A breakdown of the data revealed that food and beverages inflation experienced a modest uptick to a three-month high of 1.6% year-on-year.
This increase stemmed from small rises across various sub-components, particularly bread and cereals, meat, and fruits and nuts.
However, the food inflation increase was more than offset by softer non-food inflation, which slowed from 2.4% year-on-year in June to a five-month low of 2.2%.
While there was a slight easing in education, restaurants and hotels, and home furnishings inflation, the main driver was another decline in housing and utilities inflation, which accounts for over a quarter of the consumer price index basket.

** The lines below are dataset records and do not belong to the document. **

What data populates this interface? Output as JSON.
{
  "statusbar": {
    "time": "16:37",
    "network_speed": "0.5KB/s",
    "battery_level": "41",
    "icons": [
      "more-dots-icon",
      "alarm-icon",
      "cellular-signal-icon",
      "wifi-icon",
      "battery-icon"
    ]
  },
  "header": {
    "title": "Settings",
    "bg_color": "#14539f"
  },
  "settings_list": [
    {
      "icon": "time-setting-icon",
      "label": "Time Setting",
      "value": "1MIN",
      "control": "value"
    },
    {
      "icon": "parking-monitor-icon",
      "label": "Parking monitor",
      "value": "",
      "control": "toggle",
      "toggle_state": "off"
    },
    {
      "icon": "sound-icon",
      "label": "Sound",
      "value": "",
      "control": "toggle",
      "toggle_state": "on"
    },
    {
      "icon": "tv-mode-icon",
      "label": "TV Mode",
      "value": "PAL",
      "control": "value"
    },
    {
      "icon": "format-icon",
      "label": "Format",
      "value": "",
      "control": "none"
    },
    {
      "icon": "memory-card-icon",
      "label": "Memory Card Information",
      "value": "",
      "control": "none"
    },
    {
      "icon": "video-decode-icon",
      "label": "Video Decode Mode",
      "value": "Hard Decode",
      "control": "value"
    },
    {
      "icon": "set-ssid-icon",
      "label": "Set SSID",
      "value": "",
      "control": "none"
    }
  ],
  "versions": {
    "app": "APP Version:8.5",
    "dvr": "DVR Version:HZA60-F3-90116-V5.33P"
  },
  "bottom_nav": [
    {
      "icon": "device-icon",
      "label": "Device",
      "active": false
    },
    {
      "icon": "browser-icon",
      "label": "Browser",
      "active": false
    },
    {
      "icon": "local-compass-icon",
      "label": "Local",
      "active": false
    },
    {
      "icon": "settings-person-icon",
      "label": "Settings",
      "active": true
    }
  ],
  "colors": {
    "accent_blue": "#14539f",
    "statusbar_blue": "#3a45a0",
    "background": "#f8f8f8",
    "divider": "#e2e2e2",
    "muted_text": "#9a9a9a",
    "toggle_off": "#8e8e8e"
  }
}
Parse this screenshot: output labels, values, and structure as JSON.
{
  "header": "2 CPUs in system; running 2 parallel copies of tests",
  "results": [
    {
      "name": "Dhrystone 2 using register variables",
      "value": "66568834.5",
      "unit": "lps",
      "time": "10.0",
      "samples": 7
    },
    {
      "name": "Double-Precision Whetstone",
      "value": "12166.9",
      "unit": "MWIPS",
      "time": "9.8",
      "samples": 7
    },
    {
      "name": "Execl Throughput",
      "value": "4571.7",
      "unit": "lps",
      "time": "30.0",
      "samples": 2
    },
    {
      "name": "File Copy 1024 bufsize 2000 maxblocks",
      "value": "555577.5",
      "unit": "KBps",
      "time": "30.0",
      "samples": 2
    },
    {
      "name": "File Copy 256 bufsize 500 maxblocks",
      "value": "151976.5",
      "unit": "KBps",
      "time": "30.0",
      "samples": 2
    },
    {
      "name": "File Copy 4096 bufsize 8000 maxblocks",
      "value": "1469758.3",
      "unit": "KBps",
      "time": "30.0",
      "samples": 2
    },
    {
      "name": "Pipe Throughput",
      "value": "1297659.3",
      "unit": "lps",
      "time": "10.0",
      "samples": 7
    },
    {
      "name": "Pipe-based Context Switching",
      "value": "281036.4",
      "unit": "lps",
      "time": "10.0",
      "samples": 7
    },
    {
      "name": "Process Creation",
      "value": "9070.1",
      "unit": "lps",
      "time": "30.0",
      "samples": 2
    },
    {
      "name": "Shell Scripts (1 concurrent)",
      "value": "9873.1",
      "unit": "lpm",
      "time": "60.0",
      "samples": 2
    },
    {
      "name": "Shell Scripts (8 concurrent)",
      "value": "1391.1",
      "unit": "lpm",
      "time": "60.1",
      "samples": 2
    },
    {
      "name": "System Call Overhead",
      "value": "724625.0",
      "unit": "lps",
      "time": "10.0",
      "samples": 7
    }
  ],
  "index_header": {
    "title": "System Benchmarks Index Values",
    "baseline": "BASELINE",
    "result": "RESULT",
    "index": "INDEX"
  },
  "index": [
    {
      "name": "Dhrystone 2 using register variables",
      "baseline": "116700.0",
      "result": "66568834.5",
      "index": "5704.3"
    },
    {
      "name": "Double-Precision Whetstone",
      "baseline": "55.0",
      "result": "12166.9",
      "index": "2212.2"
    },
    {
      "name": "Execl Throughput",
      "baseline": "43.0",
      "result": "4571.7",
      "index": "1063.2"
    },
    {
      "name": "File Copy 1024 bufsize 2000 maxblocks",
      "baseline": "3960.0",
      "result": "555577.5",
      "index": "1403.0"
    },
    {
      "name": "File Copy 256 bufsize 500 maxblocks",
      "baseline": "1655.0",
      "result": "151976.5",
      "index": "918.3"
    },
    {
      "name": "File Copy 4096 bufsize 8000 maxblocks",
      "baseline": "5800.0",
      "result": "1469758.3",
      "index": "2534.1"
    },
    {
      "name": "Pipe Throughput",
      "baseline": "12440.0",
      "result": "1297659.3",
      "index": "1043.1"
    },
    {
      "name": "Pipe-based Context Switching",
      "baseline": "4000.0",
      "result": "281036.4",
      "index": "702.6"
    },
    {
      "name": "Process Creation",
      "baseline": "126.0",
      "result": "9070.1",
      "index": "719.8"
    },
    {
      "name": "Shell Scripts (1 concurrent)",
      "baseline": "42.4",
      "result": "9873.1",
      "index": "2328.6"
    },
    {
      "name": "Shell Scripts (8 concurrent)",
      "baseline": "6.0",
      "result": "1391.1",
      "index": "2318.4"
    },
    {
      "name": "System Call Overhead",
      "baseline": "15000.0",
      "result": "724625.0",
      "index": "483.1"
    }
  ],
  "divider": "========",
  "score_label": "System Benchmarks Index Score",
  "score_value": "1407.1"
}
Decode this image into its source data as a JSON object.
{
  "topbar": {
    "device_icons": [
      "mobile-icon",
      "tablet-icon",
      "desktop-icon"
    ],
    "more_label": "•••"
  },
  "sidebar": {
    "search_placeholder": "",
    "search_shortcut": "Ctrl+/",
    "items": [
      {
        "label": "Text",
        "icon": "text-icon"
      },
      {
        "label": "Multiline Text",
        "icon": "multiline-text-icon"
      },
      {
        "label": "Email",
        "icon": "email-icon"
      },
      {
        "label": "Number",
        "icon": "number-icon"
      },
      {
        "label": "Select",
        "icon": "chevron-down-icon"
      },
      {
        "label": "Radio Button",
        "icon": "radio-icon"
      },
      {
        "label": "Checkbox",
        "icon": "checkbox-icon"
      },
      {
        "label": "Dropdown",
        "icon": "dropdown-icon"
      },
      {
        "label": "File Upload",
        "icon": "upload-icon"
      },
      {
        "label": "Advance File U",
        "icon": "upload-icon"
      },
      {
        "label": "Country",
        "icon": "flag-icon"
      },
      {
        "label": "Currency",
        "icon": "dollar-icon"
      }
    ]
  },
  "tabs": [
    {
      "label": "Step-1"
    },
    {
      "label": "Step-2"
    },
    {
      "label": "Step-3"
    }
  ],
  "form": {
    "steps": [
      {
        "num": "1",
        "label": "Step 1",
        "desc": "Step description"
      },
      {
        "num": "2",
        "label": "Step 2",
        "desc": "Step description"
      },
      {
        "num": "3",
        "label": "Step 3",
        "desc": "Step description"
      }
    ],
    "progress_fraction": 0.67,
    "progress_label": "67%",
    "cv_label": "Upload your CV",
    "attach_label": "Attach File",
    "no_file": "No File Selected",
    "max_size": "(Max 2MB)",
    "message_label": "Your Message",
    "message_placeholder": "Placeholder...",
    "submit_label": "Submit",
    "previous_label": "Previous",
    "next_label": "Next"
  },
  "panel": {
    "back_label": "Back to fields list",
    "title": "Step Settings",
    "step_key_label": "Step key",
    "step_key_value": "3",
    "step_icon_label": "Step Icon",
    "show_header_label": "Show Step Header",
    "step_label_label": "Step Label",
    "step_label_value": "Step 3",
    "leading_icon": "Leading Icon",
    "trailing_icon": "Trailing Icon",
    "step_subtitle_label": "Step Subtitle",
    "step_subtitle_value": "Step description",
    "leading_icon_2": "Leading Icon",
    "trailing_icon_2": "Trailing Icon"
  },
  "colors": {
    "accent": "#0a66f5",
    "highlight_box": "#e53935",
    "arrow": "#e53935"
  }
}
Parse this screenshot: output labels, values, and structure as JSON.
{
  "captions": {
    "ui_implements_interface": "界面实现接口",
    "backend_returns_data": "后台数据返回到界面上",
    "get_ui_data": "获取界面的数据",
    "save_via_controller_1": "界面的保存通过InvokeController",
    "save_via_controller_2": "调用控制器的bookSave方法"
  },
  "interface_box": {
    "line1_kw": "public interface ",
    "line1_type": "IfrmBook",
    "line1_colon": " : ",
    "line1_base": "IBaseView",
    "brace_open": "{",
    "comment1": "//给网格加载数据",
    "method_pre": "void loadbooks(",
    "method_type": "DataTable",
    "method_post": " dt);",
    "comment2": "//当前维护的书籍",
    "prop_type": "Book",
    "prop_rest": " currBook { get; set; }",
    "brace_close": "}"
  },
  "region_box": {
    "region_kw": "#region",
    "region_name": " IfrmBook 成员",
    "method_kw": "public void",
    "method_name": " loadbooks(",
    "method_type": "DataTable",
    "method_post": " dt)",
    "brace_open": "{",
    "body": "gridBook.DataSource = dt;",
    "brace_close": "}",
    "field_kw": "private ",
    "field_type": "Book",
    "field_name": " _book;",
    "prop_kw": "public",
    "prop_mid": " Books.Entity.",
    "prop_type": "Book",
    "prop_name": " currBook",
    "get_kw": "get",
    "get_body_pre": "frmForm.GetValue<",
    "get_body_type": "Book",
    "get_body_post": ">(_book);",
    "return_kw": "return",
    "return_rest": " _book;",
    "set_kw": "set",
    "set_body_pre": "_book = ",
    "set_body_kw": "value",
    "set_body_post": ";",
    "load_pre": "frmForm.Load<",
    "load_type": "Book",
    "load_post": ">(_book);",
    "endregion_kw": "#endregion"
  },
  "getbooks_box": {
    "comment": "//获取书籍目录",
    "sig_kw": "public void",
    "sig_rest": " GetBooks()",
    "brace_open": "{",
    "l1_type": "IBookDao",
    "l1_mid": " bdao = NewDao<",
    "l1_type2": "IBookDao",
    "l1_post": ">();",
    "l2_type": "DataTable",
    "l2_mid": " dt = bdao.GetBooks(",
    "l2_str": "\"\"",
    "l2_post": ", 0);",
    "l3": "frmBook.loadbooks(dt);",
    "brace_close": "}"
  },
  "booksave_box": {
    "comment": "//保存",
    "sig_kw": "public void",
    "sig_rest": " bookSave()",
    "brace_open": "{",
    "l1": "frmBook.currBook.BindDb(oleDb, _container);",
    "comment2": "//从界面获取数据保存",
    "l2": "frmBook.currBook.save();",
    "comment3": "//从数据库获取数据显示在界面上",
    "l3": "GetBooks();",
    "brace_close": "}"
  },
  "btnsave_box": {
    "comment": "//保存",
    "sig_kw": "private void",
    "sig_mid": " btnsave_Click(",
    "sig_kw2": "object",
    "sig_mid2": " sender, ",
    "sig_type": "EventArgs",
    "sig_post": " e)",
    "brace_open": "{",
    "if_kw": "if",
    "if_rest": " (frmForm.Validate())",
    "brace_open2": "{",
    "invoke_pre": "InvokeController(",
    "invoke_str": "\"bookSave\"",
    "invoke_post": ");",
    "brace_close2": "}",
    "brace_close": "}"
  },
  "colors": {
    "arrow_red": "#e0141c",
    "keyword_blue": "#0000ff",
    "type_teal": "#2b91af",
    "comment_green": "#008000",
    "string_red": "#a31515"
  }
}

The Kingdom’s efforts to reform the real estate market and increase housing supply appear to be yielding results, as evidenced by the continued easing of rentals inflation.
Looking forward, headline CPI inflation is expected to edge lower throughout the remainder of 2025 and fall toward 1% by early 2026.
Energy inflation is likely to remain contained with the fuel price cap staying in place, while lower global food prices are anticipated to push down food inflation. Housing-related price pressures are also expected to continue softening.